One can easily imagine all the differences that can be established between these two sentences: Young girl is not necessarily synonymous with virgin and the present tense does not necessarily express the same idea as the future tense. We see in the text of Isaiah that he speaks instead of a one-time and imminent event , Jerusalem was under the threat of foreign armies, God reassured the king, saying Israel should not fear his enemies and that these enemies, not only will be defeated, but before the child Emmanuel knows distinguish good and evil, the enemies territory would be abandoned. The girl then seems already pregnant when the prophet speaks with the king. However, this text can not be applied to Jesus for simple reasons:

* There was no war during the growth of Jesus, however it is during the growth of Emmanuel that the war of liberation was to intervene.
* No enemy territory has been abandoned;
* The son of Joseph and Mary was not even called Emmanuel, but Jesus
* We were not reported that he fed himself with cream and honey as Emmanuel had to do.

2. The same text of Matthew says that the prophecy "And he will be called Emmanuel" (Es.7, 14) is fulfilled with the announcement of the angel. But, what says the angel? "... She will have a son, and you will name him Jesus"

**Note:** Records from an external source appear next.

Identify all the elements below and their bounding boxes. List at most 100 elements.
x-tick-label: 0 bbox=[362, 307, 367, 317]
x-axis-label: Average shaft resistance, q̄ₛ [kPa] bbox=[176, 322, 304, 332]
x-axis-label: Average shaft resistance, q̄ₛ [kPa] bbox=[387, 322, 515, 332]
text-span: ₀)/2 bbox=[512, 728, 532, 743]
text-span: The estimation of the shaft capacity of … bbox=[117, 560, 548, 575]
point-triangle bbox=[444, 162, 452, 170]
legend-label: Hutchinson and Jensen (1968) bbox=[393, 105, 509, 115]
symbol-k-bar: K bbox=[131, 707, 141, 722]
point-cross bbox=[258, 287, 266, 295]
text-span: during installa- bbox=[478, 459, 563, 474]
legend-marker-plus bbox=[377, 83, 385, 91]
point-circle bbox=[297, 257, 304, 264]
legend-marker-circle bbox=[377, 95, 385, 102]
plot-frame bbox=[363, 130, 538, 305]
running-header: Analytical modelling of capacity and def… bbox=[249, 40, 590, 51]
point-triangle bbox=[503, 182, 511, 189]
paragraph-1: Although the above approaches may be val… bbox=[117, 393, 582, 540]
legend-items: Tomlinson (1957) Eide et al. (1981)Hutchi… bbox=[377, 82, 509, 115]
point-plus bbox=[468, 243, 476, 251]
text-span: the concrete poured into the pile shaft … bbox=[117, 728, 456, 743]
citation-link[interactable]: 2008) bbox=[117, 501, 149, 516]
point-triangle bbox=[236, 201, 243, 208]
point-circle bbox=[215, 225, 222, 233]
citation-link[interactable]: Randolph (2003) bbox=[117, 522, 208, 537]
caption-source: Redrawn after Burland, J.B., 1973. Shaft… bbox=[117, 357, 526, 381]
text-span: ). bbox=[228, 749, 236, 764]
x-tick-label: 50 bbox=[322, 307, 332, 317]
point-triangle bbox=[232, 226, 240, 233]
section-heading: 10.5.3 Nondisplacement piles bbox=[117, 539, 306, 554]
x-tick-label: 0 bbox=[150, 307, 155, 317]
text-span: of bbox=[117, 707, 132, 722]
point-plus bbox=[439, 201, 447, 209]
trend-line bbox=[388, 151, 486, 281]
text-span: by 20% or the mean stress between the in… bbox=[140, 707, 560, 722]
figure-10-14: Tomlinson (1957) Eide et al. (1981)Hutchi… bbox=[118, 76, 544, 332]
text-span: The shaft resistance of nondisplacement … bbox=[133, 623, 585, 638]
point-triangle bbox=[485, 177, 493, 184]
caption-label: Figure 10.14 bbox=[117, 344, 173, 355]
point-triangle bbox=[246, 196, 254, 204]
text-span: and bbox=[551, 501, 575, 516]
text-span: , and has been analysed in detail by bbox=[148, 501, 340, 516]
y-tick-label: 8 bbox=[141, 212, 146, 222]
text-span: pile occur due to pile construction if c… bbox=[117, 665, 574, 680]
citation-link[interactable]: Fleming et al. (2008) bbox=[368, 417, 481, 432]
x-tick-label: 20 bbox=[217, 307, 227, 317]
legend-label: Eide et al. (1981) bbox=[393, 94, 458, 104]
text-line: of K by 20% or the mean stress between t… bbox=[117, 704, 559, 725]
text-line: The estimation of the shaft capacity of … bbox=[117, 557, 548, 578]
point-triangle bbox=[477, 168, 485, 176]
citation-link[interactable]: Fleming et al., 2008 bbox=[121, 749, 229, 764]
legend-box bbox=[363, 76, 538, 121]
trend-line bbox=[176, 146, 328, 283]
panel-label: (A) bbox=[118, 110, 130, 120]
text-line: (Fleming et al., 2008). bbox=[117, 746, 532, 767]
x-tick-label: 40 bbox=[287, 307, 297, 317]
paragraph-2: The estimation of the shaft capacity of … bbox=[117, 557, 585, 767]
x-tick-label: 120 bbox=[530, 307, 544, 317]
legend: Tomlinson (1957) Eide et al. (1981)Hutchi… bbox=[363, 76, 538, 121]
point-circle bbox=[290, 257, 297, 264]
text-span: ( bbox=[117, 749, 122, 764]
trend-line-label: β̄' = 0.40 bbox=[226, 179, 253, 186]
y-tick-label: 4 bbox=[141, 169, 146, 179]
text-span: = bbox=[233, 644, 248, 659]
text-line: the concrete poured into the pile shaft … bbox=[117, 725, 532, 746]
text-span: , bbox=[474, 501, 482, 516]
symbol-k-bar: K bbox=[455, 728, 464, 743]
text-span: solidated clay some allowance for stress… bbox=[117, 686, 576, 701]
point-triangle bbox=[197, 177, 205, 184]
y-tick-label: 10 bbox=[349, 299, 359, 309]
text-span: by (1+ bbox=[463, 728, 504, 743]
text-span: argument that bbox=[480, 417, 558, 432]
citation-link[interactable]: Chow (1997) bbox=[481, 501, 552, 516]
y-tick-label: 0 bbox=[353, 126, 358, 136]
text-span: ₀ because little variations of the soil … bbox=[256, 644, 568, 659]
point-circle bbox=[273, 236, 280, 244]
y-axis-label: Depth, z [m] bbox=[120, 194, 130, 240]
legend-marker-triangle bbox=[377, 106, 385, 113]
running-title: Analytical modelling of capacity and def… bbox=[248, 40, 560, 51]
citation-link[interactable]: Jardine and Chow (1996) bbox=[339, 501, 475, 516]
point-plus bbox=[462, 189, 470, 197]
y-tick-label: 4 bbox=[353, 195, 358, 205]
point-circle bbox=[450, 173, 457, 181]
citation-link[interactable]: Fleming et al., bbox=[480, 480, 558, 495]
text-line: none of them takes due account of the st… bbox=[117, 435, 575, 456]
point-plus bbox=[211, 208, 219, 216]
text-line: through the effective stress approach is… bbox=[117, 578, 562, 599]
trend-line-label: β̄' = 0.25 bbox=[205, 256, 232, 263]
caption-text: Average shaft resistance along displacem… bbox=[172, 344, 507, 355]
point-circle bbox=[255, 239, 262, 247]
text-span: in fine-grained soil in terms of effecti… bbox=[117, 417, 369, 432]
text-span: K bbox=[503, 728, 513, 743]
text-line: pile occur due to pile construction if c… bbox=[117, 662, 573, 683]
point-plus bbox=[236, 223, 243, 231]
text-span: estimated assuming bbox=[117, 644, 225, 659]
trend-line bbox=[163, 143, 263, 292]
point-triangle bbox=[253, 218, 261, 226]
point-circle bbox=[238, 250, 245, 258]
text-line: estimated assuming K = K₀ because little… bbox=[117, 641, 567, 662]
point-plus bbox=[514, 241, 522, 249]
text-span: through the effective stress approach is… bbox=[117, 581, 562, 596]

In term of names, is being called Jesus the equivalent of being called Emmanuel? These names are different, whether by the meaning, or by form and also by sound and logically indicate different people.

3. When the same Matthew added that the alleged massacre of male children by Herod (Matthew 2, 16-18) was made to accomplish the passage from Jeremiah, "Rachel is crying for her children" (Jer 31, 16-17), this is not fair, because for Jeremy, it is exiled children and not massacred children .

4. It does not seem very wise for Acts 2, 31 appliying to Jesus the prayer that David said: "... You will not abandon me to the world of the dead. ..." (Psalms 16, 10). How can one apply this text to Jesus while the verse continue saying: "You will show me the path that leads to life, etc.."? Could Jesus who called himself the path, the truth and the life pray like that?

5. Furthermore, when Jesus said: "I am thirsty" John saw here the fulfillment of Psalm 69, 22, without worrying that the same person who speaks of thirst also says: "... O God, You know my sinful acts, etc.. " (Is. 69, 5)Would Jesus have had sinful acts? Did the fact that Jesus was thirsty require to go search for any text to apply to him so clumsily?

6. Similarly, when the author of the Epistle to the Hebrews says that G. said of Jesus: "I will be a father to him" this is not fair, because the text speaks very clearly of Solomon. The same verse also says then: "If he makes mistakes, I will punish him with the rod of men and with the stripes of men." It must be that Jesus, contrary to Christian opinion, has made mistakes or was likely to commit them for being applied this verse. That is the curious way in which the New Testament writers have tried to make connections between their work and the Tanakh.